The access to the outdoors that makes Montana such a great place to live also makes it tempting for some people to try to close off public roads. By putting up gates on public roads that lead to public land, they can turn vast swaths of our National Forests, Bureau of Land Management and other public lands into private playgrounds.
Everybody loses when this happens — except for the one person who claims exclusive access to that public land. It harms not only the public who enjoys public land, but also wildlife biologists with the Montana Department of Fish, Wildlife and Parks. The agency relies on public hunters to manage our public wildlife, and getting hunters on the ground helps get the harvest of deer, elk and antelope needed to meet their management objectives. When someone illegally gates a public road and blocks access for hunting, they are ultimately worsening wildlife concentration problems for neighboring farmers and ranchers.
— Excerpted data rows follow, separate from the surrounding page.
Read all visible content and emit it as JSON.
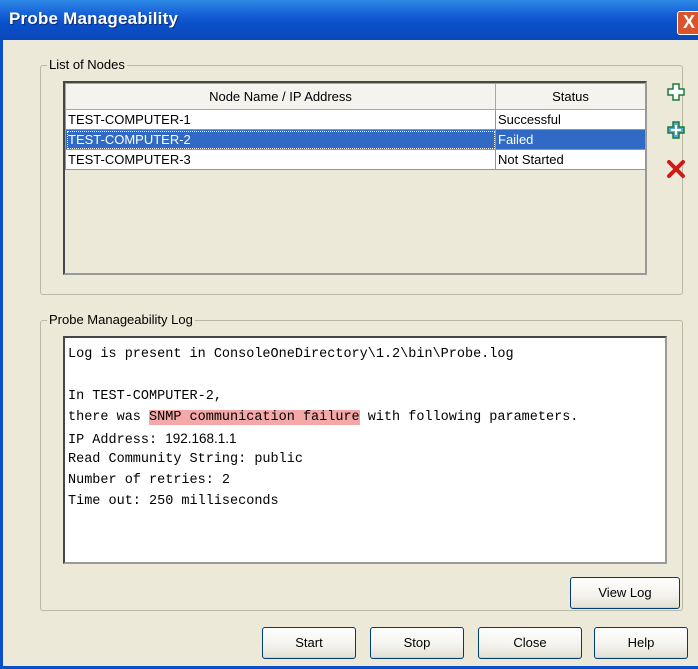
{
  "window": {
    "title": "Probe Manageability",
    "close_glyph": "X"
  },
  "nodes": {
    "legend": "List of Nodes",
    "columns": [
      "Node Name / IP Address",
      "Status"
    ],
    "rows": [
      {
        "name": "TEST-COMPUTER-1",
        "status": "Successful"
      },
      {
        "name": "TEST-COMPUTER-2",
        "status": "Failed"
      },
      {
        "name": "TEST-COMPUTER-3",
        "status": "Not Started"
      }
    ],
    "selected_row": 1,
    "side_icons": [
      "add-node-icon",
      "edit-node-icon",
      "delete-node-icon"
    ]
  },
  "log": {
    "legend": "Probe Manageability Log",
    "line1": "Log is present in ConsoleOneDirectory\\1.2\\bin\\Probe.log",
    "line2": "In TEST-COMPUTER-2,",
    "line3_pre": "there was ",
    "line3_hl": "SNMP communication failure",
    "line3_post": " with following parameters.",
    "ip_label": "IP Address: ",
    "ip_value": "192.168.1.1",
    "community": "Read Community String: public",
    "retries": "Number of retries: 2",
    "timeout": "Time out: 250 milliseconds",
    "view_log_label": "View Log",
    "highlight_color": "#f4a8a8"
  },
  "buttons": {
    "start": "Start",
    "stop": "Stop",
    "close": "Close",
    "help": "Help"
  },
  "colors": {
    "titlebar": "#0a4fc9",
    "selection": "#316ac5",
    "dialog_bg": "#ece9d8"
  }
}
Under current state law, the fine for gating a county road is $10 per day. That fine might have had teeth when it was set decades ago. But today, it’s not a deterrent to keep people from gating these roads in the first place. Texans and Californians who can afford multi-million dollar vacation homes in Montana would think nothing of paying $10 a day to block public access to public land.
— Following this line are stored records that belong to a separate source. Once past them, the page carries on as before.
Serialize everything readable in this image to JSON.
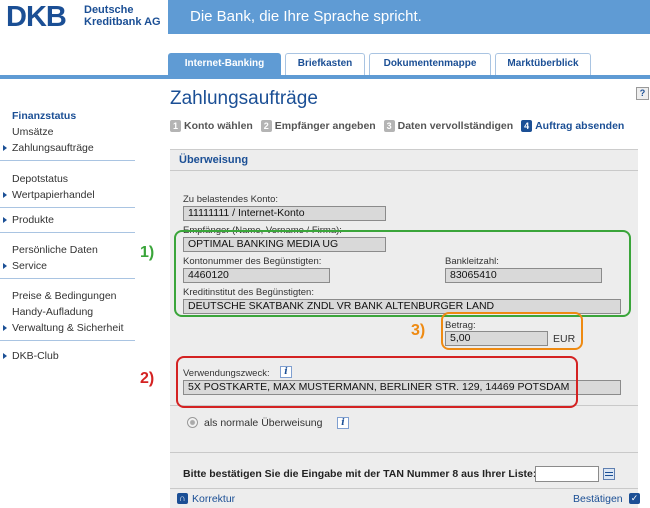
{
  "header": {
    "logo_text": "DKB",
    "logo_sub_line1": "Deutsche",
    "logo_sub_line2": "Kreditbank AG",
    "slogan": "Die Bank, die Ihre Sprache spricht.",
    "colors": {
      "brand": "#1b4f95",
      "banner": "#5f9bd4"
    }
  },
  "tabs": [
    {
      "label": "Internet-Banking",
      "active": true
    },
    {
      "label": "Briefkasten"
    },
    {
      "label": "Dokumentenmappe"
    },
    {
      "label": "Marktüberblick"
    }
  ],
  "sidebar": {
    "groups": [
      [
        "Finanzstatus",
        "Umsätze",
        "Zahlungsaufträge"
      ],
      [
        "Depotstatus",
        "Wertpapierhandel"
      ],
      [
        "Produkte"
      ],
      [
        "Persönliche Daten",
        "Service"
      ],
      [
        "Preise & Bedingungen",
        "Handy-Aufladung",
        "Verwaltung & Sicherheit"
      ],
      [
        "DKB-Club"
      ]
    ]
  },
  "page": {
    "title": "Zahlungsaufträge",
    "help_icon": "?",
    "steps": [
      {
        "num": "1",
        "label": "Konto wählen"
      },
      {
        "num": "2",
        "label": "Empfänger angeben"
      },
      {
        "num": "3",
        "label": "Daten vervollständigen"
      },
      {
        "num": "4",
        "label": "Auftrag absenden"
      }
    ]
  },
  "form": {
    "title": "Überweisung",
    "konto_label": "Zu belastendes Konto:",
    "konto_value": "11111111 / Internet-Konto",
    "empfaenger_label": "Empfänger (Name, Vorname / Firma):",
    "empfaenger_value": "OPTIMAL BANKING MEDIA UG",
    "kontonummer_label": "Kontonummer des Begünstigten:",
    "kontonummer_value": "4460120",
    "blz_label": "Bankleitzahl:",
    "blz_value": "83065410",
    "institut_label": "Kreditinstitut des Begünstigten:",
    "institut_value": "DEUTSCHE SKATBANK ZNDL VR BANK ALTENBURGER LAND",
    "betrag_label": "Betrag:",
    "betrag_value": "5,00",
    "currency": "EUR",
    "zweck_label": "Verwendungszweck:",
    "zweck_value": "5X POSTKARTE, MAX MUSTERMANN, BERLINER STR. 129, 14469 POTSDAM",
    "option_label": "als normale Überweisung",
    "tan_label": "Bitte bestätigen Sie die Eingabe mit der TAN Nummer 8 aus Ihrer Liste:",
    "tan_value": "",
    "back_label": "Korrektur",
    "confirm_label": "Bestätigen"
  },
  "annotations": [
    {
      "label": "1)",
      "color": "#3aa53a"
    },
    {
      "label": "2)",
      "color": "#d42222"
    },
    {
      "label": "3)",
      "color": "#ee8a12"
    }
  ]
}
In comparison, the fine for failing to shovel the sidewalk in Billings is initially $300, then $500 per day thereafter. And the fine for letting your sprinkler hit the sidewalk in Helena is $500.
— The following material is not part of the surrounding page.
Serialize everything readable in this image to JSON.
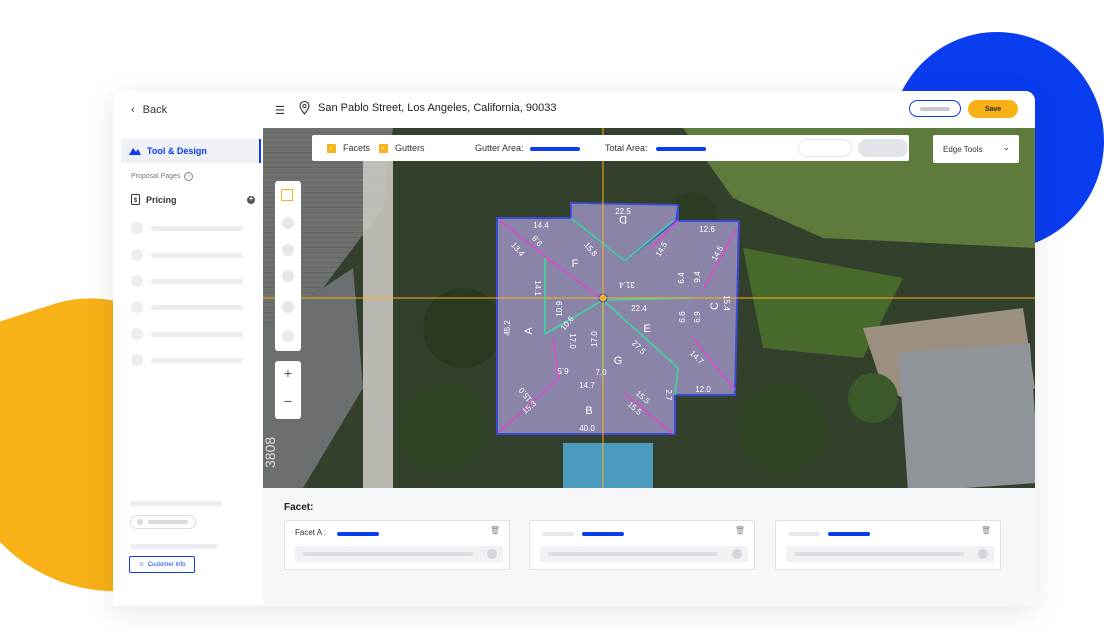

This lack of any teeth in state law results in cases like the Hughes Creek Road in Ravalli County. That public road has been illegally gated for decades, cutting off access to the Bitterroot National Forest. The fact that it’s a county road is indisputable: in 1983 the very same people who blocked it off requested the county abandon the road. Recently the Montana Supreme Court ruled that it’s a county road yet it remains illegally gated.
A simple step toward getting these public county roads opened to the public would be to have a real, meaningful fine in state law. Lawmakers need to increase the fine to up to $500 per day, with no minimum.
This would give county attorneys a powerful tool to address blocked roads, create a strong disincentive to gate roads in the first place, and ultimately improve public access to our public lands.
Every legislator says they’re for public access. Increasing the fine for illegally blocking a public road gives them a chance to walk the walk.
——
Bill Geer is president of the Montana Wildlife Federation.